Не сразу вспомнила, что директрису зовут Инна Валерьевна. А она на приветствие не ответила. И моему разгневанному лицу не удивилась. И вообще выглядела странно.

Прическа, в школьные времена представлявшаяся мне чем-то вроде сторожевой башни — такая же несокрушимая — сбита набок. Старомодная сережка с изумрудом осталась в одном ухе. Блузка выглядела так, будто ее отжали в стиральной машине, не стирая. Юбка перекрутилась, боковой шов красовался спереди. По колготине на правой ноге поползла широченная стрелка. А запах от этой дамы… ух. В подворотнях так не воняет.

— Я к Дмитрию Владимировичу, — севшим, будто сутки напролет песни орала, голосом объявила директриса. Потянулась ко мне, словно пытаясь обнюхать.

Я отстранилась:

— Что с вами?

— Закрыл, — изучив меня, непонятно сообщила директриса. И, похоже, тут же потеряла ко мне всякий интерес. Уверенно, как к себе домой, зашла в квартиру.

— Кто закрыл? — Я обалдела еще больше. — Что?

— Где Дмитрий Владимирович? — Кажется, мои вопросы интересовали директрису не больше, чем я сама.

— Он… уехал.

— Куда? — Директриса направилась прямиком на кухню.

— По делам. — Я опомнилась. Какая бы ты ни была начальница, и какое там личное горе тебя ни постигло — я вспомнила, Дима говорил, что у Инны Валерьевны вчера умер муж, — это не повод так бесцеремонно в чужое жилье вламываться. — Что вам нужно?!

— Вот интересно, кстати? — Вставшая в дверях кухни Элеонора скрестила руки на груди. — Вам русским языком сказали — Дмитрия Владимировича нет! Если с обыском, то ордер предъявите. Только сначала юбочку поправьте. И, это… — Она ткнула пальцем в сбившуюся набок башню на голове директрисы. — Вы, извиняюсь, сколько дней голову не мыли?

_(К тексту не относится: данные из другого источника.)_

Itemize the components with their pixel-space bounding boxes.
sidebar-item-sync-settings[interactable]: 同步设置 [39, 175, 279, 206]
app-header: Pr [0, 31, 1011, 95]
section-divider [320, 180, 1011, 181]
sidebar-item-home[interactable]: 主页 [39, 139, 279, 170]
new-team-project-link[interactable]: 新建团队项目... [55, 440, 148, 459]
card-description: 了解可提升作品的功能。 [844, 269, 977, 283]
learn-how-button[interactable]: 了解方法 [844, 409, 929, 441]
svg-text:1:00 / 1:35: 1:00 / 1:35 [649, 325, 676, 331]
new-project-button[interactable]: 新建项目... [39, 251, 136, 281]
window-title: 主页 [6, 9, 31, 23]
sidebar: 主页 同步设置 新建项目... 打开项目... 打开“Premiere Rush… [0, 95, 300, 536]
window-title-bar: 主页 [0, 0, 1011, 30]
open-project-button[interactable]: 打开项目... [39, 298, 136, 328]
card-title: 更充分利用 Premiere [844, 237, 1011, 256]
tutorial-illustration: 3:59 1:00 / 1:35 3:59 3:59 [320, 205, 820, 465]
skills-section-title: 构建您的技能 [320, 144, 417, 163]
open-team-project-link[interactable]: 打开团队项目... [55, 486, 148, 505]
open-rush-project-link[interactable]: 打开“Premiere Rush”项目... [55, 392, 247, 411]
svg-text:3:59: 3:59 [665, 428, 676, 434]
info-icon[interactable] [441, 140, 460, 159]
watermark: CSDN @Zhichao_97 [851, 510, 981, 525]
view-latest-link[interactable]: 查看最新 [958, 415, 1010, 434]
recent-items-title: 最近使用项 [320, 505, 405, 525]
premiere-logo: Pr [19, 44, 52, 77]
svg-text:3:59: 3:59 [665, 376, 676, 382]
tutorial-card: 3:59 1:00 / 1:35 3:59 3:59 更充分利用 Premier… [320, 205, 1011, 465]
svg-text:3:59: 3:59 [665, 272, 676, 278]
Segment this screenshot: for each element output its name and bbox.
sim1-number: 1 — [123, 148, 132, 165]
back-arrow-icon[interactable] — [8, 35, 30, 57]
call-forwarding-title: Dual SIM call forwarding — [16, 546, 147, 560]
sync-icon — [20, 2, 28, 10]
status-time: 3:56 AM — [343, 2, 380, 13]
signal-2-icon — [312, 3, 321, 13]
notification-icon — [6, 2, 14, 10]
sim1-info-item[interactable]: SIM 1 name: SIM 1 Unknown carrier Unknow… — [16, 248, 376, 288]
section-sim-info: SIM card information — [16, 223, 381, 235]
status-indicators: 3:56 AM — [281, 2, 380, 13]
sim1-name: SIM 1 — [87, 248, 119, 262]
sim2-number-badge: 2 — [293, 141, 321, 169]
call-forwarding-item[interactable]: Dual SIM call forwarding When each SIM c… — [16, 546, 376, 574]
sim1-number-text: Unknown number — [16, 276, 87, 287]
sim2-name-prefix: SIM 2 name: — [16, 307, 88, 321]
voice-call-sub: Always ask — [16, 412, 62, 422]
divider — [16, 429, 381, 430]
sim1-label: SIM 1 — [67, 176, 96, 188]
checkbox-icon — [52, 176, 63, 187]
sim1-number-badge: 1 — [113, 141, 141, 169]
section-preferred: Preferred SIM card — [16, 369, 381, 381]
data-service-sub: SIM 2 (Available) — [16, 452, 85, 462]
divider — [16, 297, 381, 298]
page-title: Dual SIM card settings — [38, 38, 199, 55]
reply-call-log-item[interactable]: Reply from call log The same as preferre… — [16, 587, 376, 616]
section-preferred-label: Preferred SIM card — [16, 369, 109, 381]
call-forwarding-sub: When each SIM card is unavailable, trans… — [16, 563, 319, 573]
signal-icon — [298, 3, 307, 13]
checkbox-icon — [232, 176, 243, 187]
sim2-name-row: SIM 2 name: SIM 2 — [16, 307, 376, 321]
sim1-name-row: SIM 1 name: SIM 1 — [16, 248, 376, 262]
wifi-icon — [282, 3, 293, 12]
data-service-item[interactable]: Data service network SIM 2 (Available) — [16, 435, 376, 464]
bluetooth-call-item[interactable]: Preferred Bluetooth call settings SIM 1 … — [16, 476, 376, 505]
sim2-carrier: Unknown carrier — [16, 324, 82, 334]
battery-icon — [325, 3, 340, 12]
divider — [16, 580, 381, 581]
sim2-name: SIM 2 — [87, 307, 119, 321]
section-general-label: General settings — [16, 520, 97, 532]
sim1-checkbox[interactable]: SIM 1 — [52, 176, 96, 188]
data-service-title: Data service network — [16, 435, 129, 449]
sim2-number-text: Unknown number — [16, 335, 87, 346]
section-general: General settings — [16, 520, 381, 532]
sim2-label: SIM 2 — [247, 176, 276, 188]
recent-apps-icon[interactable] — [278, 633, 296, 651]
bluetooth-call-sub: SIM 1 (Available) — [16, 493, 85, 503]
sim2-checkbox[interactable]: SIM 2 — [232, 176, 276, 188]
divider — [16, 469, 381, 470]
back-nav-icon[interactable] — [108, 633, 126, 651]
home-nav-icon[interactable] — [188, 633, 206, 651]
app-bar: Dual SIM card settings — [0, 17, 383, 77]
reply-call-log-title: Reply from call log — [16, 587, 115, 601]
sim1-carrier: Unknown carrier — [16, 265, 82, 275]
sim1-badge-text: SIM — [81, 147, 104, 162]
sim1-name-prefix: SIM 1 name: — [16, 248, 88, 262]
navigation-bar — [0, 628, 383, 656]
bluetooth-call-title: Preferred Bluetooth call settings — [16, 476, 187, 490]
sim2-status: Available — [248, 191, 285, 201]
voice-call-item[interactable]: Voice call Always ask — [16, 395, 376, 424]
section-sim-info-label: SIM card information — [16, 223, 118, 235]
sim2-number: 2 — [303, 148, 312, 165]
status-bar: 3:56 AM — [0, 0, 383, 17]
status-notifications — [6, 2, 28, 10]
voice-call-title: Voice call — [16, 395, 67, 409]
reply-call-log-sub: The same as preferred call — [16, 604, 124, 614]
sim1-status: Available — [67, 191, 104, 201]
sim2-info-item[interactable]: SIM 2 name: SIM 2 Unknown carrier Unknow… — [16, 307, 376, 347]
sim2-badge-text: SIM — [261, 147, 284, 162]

— Ты знаешь, где он, — объявила директриса, глядя на Элеонору.

— Психиатр-то? — обрадовалась Эля. — Да еще б не знала! Димочка с недомерком… ой, с лучшим другом, то есть, в те края дорожку давно протоптал! Жанн, вызывай «скорую». Чую — сейчас нас с ветерком прокатят… И полицию заодно — психи, говорят, в период обострений опасные. А которые директора школ, тех вообще сразу изолировать надо. У них еще и профессиональная деформация.

Я поморщилась:

— Слушай, перестань! Видишь же, не в себе человек. — Взяла телефон, пытаясь сообразить: достаточно ли просто набрать 02, или есть какой-то специальный номер.

— Не могли бы вы подвезти меня до дома? — светски осведомилась меж тем директриса. Она обращалась к Элеоноре. — Вы ведь на машине? А я очень устала. С утра на ногах.

Я представила, что сейчас прилетит в ответ бедной свихнувшейся тетке, и захотелось зажмуриться.

— Эля…

— Конечно, — пару секунд спустя тем же светским тоном, но каким-то не своим, придушенным голосом отозвалась Элеонора. — Я вас подвезу.

И спокойно пошла к двери. По-прежнему держа руки скрещенными на груди.

Директриса, грохая каблуками туфель, поспешила за ней. Я, совершенно обалдевшая — за директрисой.

— Эля… С тобой все нормально?

— Да. — Голос Элеоноры по-прежнему звучал так, будто ее душат. Ко мне она не повернулась, шагнула через порог. — Со мной все хорошо. Я отвезу Инну Валерьевну домой.

— Прямо в тапочках поедешь? — уточнила я. — И сумку не возьмешь?

— Ах, да. Забыла.

Эля вернулась. Сняла тапочки и принялась напяливать туфли.

— Это мои туфли. — Я подтолкнула Элины. — Твои — вот.

— Ах, и правда. Какая я сегодня рассеянная.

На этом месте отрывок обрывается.